If I had chosen not to go with MOLEX, I could have (per
@Doq,) cut into the Quad’s pump control cable (it is now extraneous after all - there is no pump anymore!) and extracted the +5v, +12v and Ground needed from there.
So, that is it! That is the story of how I got from “its dead, Jim” to a fully air cooled Quad! Lots of niggly little details, but the key issue to solve was attaching the front mounting hardware, and the knurls provided by FROZN turned out to be the answer.
I am still pinching myself; all four CPU cores in the 30s … I have never seen such a thing, nor did I even hope for such an excellent result. I think I am breathing pretty rarified air as well – as far as I know, not very many people have successfully pulled this off. I am not sure how many other people in the world have attempted a true air-cooled Quad conversion (the original four 2.5 GHz CPUs being air cooled, not the conversions that end up turning a Quad into a dual 2.3 GHz air cooled machine) but counting
@Doq myself, I am only aware of about three. There must be more however, somewhere.

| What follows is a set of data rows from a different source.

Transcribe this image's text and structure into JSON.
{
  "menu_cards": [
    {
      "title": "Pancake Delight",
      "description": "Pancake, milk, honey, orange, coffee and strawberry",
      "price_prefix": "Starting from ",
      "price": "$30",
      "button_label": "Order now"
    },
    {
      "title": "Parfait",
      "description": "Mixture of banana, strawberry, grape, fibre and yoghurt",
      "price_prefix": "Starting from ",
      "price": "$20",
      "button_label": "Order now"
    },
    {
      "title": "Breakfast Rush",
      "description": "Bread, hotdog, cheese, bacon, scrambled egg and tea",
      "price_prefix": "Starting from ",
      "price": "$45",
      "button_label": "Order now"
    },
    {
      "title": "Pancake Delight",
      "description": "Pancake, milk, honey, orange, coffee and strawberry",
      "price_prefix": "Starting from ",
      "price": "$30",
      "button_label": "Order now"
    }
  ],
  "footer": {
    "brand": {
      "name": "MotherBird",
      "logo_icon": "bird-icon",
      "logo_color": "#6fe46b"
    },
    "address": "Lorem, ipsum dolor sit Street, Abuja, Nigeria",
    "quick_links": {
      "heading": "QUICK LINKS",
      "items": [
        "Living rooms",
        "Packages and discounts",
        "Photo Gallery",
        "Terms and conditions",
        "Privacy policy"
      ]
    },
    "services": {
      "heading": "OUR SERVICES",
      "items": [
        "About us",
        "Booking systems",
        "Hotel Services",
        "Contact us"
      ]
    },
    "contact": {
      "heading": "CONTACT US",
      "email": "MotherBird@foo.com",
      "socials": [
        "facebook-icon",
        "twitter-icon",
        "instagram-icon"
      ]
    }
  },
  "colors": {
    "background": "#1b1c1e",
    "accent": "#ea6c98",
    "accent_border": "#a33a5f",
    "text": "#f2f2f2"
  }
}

In the end, air cooling a Quad is SO much simpler than overhauling a failing LCS
and less expensive to boot. It takes a little persistence and ingenuity, but I strongly recommend it. Never again will you have to contend with coolant leaks, dried coolant crystals, roaring fans and so on. The LCS may have been a good cooling decision in 2005, but we can do better two decades later in 2025. The results speak for themselves:
As I did with the LCS Overhaul work, I am busy writing a complete document laying out exactly how to accomplish an air-cooled Quad. When done, I will post it here, and load it onto my retro-computing.com web site as well.